Project 13 · Cloud Computing · Spring 2025–2026 Furkan Can Karafil · Halil Utku Demirtaş

CI License: MIT Python 3.11+

End-to-end pipeline that ingests AWS CUR-style billing data, runs three anomaly detectors in parallel (STL Decomposition, Isolation Forest, Z-Score), generates severity-scored alerts, and visualizes everything in a Streamlit dashboard.

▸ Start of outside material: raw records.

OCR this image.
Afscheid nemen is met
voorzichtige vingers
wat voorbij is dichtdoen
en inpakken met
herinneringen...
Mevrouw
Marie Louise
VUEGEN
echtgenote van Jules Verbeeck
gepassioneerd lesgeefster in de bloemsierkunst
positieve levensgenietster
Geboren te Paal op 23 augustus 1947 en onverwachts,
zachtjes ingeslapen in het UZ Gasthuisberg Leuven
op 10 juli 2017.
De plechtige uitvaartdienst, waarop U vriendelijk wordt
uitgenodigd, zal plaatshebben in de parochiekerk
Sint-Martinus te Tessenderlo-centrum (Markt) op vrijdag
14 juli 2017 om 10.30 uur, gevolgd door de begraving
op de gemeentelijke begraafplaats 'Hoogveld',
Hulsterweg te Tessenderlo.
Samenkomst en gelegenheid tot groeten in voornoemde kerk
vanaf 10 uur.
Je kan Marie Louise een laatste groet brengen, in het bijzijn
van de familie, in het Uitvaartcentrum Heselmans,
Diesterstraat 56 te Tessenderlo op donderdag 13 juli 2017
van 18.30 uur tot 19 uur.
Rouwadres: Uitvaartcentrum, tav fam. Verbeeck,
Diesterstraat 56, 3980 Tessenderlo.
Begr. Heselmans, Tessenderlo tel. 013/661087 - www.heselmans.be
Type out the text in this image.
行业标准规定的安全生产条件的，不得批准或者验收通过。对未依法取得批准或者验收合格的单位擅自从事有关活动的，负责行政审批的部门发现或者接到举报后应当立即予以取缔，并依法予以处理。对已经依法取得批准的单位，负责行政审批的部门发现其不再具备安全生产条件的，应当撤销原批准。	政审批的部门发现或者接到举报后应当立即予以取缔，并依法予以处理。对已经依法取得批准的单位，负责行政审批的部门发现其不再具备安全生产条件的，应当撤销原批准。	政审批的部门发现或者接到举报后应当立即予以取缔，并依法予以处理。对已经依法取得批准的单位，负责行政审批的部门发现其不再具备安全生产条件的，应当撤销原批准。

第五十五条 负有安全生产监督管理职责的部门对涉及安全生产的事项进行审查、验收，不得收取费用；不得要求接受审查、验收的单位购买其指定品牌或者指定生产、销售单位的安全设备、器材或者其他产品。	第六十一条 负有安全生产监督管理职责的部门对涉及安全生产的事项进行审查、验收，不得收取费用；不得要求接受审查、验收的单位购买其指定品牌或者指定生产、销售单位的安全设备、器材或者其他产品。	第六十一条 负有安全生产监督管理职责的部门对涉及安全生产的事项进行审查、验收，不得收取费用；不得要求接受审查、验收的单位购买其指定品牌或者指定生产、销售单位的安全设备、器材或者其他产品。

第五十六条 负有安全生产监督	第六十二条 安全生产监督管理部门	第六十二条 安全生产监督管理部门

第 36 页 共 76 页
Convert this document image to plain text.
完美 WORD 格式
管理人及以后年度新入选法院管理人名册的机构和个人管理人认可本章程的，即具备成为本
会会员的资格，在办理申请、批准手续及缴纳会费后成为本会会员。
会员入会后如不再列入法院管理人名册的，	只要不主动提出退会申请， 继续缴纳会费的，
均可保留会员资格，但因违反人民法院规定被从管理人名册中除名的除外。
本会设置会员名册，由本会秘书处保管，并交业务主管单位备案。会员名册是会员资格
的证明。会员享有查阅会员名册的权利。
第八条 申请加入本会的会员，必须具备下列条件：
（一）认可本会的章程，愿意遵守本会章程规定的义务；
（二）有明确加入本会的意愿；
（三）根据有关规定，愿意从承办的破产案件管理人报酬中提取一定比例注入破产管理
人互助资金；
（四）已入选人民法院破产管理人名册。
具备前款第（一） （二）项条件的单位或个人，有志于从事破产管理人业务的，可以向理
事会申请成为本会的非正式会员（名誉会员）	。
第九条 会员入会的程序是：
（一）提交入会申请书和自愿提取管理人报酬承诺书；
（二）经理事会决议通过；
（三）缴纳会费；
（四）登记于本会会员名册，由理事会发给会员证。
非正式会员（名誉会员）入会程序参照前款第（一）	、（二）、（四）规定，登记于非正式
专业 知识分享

📄 Full technical write-up: REPORT.md · 🎬 Demo walkthrough: DEMO.md · 🎤 Slide deck: slides/deck.md

Quick start

# 1. Install
python -m venv .venv
. .venv/Scripts/activate          # Windows PowerShell: .venv\Scripts\Activate.ps1
pip install -r requirements.txt

# 2. Generate synthetic data + run the full pipeline
python scripts/run_pipeline.py

# 3. Launch the dashboard
streamlit run dashboard/app.py

Outputs land in outputs/:

  • detections_{detector}.csv — per-day detector flags + scores
  • alerts_{detector}.{csv,json} — severity-banded alert log
  • attribution_{detector}.csv — root-cause hint per alert (which region / usage_type drove the spend)
  • comparison.csv — Precision / Recall / F1 by anomaly type, per detector
  • alert_quality.csv — alert quality (true-positive rate) by severity band

To get statistically defensible numbers (mean ± std across 25 random seeds):

python scripts/run_benchmark.py --seeds 25

To re-render the presentation figures from a fresh run:

python scripts/make_figures.py    # writes slides/figures/*.png

Repository layout

src/cloud_anomaly/
  config.py            project constants (services, paths, severity bands)
  synthetic_data.py    AWS CUR-style data generator + ground-truth labels
  preprocessing.py     load, aggregate, pivot, gap-fill
  detectors/           zscore, stl, iforest, ensemble — common detect(df) interface
  alerts.py            severity = deviation × duration × $impact
  attribution.py       root-cause hint per alert (region / usage_type)
  evaluation.py        Precision / Recall, alert quality, TTD,
                       cost-saved estimate, bootstrap CI, Wilcoxon test
  forecast.py          Holt-Winters per-service forecast + projection
  theoretical_scores.py proposal a-priori ratings (radar charts)
  benchmark.py         multi-seed Monte Carlo runner
  pipeline.py          run() — wires everything together
dashboard/app.py       Streamlit UI (9 tabs: cost trend / alert log /
                       root-cause / detector comparison / calendar /
                       forecast / lab / replay / raw data)
scripts/
  run_pipeline.py        single-run CLI
  run_benchmark.py       25-seed CLI
  make_figures.py        renders presentation PNGs
slides/
  deck.md                Marp slide deck (renders to PDF/HTML)
  SLIDE_UPDATES.md       per-slide guide for the existing deck
  figures/               4 ready-to-use 16:9 PNGs
examples/                committed sample artifacts
tests/                   smoke tests, run on every CI commit
.github/workflows/ci.yml CI: pytest + pipeline on Python 3.11 and 3.12
data/raw/                generated CUR + labels (gitignored)
outputs/                 run artifacts (gitignored)

Anomaly types injected

Type Description Example cause
Point spike Single-day cost explosion Infinite loop
Level shift Persistent step up after change Mis-sized instances
Gradual drift Slow upward creep over a window Data accumulation

Each injected anomaly is recorded in data/raw/ground_truth_labels.csv so detector outputs can be evaluated with real Precision / Recall numbers.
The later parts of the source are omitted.